Redanz also praised city Recreation Director Cheryl Hancin-Preston for her leadership but said the city needs to support her department with funding and improved staffing.
Julie Cagle, chairwoman of the Recreation Advisory Board, called the Recreation Department “a vital asset” and said the city does not do it justice with funding and staffing.
Speakers who supported the Recreation Department were applauded by some of the two dozen or so attendees at the third and final budget hearing.
The plan by City Manager John Salomone calls for moving two Recreation Department maintainers and one supervisor to the Public Works Department in the 2022-23 budget. The move does not save money, but Salomone said previously that he has a goal of consolidating maintenance functions under one department to allow for enhanced services. During busy times, Public Works could assign more maintenance staff to care for the recreation fields.
Beryl Fishbone, chairwoman of the Mohegan Park Improvements and Development Committee, praised the Public Works Department for its care of the park and for its quick response to emergencies and reported issues.

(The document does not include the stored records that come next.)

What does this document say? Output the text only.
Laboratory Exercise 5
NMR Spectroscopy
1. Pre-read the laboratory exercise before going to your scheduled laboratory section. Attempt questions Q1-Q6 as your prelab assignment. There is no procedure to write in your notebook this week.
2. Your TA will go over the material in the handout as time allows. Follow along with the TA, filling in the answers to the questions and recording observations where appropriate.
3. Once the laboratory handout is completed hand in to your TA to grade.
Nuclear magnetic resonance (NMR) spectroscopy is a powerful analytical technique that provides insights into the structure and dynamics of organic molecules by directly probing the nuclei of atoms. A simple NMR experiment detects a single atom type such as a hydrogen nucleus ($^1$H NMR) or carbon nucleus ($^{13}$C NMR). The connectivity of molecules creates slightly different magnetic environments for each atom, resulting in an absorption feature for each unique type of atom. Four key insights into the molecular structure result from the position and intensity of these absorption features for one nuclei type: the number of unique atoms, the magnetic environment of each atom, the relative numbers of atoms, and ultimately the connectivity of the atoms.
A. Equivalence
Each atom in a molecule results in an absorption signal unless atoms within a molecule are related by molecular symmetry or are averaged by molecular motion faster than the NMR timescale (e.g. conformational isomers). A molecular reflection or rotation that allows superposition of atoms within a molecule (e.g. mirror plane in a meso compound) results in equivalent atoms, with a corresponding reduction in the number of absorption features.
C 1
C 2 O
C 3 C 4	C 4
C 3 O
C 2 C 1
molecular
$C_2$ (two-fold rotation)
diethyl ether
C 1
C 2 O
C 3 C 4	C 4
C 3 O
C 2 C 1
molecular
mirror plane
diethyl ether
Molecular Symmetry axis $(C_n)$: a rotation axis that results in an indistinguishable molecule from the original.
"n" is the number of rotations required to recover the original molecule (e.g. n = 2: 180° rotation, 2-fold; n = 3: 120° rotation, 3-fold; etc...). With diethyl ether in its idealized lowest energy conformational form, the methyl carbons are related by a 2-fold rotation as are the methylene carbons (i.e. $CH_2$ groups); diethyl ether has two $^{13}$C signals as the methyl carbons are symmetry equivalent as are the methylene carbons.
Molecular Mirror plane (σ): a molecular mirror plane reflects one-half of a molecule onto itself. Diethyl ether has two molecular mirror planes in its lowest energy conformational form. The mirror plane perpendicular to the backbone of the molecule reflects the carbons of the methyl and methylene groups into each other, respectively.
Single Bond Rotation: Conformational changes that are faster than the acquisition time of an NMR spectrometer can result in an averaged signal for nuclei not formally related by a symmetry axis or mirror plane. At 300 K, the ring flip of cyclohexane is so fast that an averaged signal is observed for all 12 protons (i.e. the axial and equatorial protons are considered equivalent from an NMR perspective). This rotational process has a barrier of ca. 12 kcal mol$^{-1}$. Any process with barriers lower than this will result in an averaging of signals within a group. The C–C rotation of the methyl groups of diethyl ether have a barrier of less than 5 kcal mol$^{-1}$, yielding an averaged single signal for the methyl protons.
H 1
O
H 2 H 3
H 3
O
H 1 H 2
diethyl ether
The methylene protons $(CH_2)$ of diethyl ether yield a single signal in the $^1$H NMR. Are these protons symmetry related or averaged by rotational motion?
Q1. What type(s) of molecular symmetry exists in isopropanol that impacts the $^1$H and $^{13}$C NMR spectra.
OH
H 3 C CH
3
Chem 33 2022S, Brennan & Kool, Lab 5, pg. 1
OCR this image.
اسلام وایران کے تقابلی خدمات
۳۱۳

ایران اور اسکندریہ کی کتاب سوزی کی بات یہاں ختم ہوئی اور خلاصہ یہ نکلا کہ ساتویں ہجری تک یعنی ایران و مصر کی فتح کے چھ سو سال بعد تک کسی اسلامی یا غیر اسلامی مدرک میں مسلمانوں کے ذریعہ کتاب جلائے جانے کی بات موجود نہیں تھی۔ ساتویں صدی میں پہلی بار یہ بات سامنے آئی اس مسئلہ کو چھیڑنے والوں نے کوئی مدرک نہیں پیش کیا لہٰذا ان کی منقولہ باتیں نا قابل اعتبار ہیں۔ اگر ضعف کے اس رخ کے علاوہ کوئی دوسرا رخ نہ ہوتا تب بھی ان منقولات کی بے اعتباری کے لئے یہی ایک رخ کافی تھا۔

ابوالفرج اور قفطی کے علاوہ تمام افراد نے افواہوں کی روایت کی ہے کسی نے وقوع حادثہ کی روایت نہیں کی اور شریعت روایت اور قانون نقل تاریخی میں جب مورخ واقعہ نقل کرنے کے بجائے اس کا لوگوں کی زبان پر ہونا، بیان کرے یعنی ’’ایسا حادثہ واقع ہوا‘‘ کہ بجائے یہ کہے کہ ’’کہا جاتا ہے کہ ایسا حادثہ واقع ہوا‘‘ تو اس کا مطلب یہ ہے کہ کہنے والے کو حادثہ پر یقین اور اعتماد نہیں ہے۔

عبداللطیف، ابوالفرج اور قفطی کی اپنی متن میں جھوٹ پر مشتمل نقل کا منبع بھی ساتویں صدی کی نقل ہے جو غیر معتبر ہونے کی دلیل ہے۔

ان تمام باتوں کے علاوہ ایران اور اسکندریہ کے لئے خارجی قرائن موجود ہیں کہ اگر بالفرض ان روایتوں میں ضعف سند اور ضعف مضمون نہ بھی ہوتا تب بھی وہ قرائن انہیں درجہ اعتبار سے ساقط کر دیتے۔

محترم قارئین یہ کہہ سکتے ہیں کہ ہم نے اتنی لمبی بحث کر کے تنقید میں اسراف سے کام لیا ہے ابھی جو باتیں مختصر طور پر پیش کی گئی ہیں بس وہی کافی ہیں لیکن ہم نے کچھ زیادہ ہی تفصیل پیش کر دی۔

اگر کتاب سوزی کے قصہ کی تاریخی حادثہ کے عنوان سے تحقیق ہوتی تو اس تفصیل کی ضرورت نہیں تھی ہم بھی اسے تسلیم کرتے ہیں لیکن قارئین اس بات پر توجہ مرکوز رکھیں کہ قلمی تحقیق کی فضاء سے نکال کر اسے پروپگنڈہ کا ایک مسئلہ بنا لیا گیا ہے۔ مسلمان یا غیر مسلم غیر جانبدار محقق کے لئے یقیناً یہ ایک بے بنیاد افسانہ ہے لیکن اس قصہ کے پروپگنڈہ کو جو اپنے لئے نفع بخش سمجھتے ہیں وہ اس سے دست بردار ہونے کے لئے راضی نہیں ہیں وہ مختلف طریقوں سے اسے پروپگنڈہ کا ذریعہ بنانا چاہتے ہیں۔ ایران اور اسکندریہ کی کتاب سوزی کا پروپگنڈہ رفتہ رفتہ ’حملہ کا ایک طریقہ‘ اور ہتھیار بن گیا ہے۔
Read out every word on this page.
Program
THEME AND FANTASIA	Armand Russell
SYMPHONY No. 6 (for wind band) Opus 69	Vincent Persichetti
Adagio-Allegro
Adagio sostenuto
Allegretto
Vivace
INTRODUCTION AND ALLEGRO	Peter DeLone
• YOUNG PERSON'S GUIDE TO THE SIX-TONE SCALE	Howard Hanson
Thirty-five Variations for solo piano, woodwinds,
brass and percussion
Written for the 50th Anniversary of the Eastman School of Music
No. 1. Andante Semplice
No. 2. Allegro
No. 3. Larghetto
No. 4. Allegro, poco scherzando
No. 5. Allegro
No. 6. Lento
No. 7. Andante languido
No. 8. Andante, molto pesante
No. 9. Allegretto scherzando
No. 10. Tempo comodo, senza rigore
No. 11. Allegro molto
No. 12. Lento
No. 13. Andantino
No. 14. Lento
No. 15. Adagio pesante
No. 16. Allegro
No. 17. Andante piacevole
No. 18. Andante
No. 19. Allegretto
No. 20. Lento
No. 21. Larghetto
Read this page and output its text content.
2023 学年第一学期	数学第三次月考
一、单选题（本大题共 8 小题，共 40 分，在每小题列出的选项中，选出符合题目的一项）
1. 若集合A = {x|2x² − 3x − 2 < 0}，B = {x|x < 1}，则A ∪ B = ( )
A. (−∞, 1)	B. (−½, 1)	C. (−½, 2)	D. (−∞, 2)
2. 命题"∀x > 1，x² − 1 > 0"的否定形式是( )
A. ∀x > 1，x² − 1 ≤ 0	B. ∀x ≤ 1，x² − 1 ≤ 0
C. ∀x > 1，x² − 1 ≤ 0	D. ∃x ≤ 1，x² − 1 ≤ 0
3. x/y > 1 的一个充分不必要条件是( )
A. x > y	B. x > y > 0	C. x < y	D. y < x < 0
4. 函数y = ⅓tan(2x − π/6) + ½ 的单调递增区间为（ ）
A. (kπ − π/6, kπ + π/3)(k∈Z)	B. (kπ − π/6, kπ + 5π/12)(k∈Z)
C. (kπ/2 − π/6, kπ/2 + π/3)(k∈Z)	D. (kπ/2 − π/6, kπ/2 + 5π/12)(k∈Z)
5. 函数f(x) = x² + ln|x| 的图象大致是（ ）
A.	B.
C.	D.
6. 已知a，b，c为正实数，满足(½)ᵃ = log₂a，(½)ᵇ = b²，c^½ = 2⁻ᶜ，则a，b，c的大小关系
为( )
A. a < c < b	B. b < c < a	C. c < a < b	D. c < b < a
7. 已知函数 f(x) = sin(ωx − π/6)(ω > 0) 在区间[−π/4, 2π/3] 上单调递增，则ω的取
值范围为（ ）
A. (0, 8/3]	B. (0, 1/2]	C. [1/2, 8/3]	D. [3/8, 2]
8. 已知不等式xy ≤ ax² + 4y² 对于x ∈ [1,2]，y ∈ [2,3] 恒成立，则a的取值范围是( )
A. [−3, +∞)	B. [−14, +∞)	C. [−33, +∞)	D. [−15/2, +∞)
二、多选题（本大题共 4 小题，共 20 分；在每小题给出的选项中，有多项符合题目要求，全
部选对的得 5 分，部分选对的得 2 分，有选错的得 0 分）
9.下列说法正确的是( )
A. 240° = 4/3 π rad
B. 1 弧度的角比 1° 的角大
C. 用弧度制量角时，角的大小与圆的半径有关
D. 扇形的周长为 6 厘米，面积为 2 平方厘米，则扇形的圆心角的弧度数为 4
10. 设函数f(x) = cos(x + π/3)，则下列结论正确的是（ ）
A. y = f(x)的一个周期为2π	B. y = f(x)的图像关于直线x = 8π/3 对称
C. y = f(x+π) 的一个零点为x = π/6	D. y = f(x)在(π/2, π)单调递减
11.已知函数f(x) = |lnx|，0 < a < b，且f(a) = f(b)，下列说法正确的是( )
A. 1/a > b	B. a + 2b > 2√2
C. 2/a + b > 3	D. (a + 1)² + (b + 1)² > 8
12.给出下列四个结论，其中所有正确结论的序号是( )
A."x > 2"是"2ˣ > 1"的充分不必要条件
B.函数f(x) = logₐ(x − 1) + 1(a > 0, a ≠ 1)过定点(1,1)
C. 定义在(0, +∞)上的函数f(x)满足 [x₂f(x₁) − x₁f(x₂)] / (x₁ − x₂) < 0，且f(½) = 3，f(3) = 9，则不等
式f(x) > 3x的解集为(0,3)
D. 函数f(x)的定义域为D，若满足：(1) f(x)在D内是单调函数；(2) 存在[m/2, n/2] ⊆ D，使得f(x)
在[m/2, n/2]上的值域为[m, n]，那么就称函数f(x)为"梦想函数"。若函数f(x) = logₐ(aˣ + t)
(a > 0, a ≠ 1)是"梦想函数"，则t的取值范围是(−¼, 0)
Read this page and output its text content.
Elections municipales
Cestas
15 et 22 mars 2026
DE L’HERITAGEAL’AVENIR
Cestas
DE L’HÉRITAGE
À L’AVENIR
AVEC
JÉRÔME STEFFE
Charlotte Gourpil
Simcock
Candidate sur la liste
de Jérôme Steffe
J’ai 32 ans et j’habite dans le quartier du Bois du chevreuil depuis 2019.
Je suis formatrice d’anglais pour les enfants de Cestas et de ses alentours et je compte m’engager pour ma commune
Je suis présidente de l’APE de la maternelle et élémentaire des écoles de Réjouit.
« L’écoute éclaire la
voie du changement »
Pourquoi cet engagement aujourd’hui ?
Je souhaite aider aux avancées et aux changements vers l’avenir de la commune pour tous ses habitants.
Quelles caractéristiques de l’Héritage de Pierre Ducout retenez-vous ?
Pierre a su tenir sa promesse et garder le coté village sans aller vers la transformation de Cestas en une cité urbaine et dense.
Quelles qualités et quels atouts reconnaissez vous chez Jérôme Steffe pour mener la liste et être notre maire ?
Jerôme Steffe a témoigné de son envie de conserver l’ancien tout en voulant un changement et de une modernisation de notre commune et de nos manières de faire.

“I’d be very confident in moving the maintenance of the parks to Public Works,” Fishbone said.
Public Works Director Patrick McLaughlin, speaking at the start of Monday’s hearing, tried to assure recreation supporters that the sports fields would be well cared for in the budget plan. McLaughlin said the department has a total of 55 employees, 32 of them in the streets and parks division.
“I just want to assure everyone that we take pride in what we do,” McLaughlin said.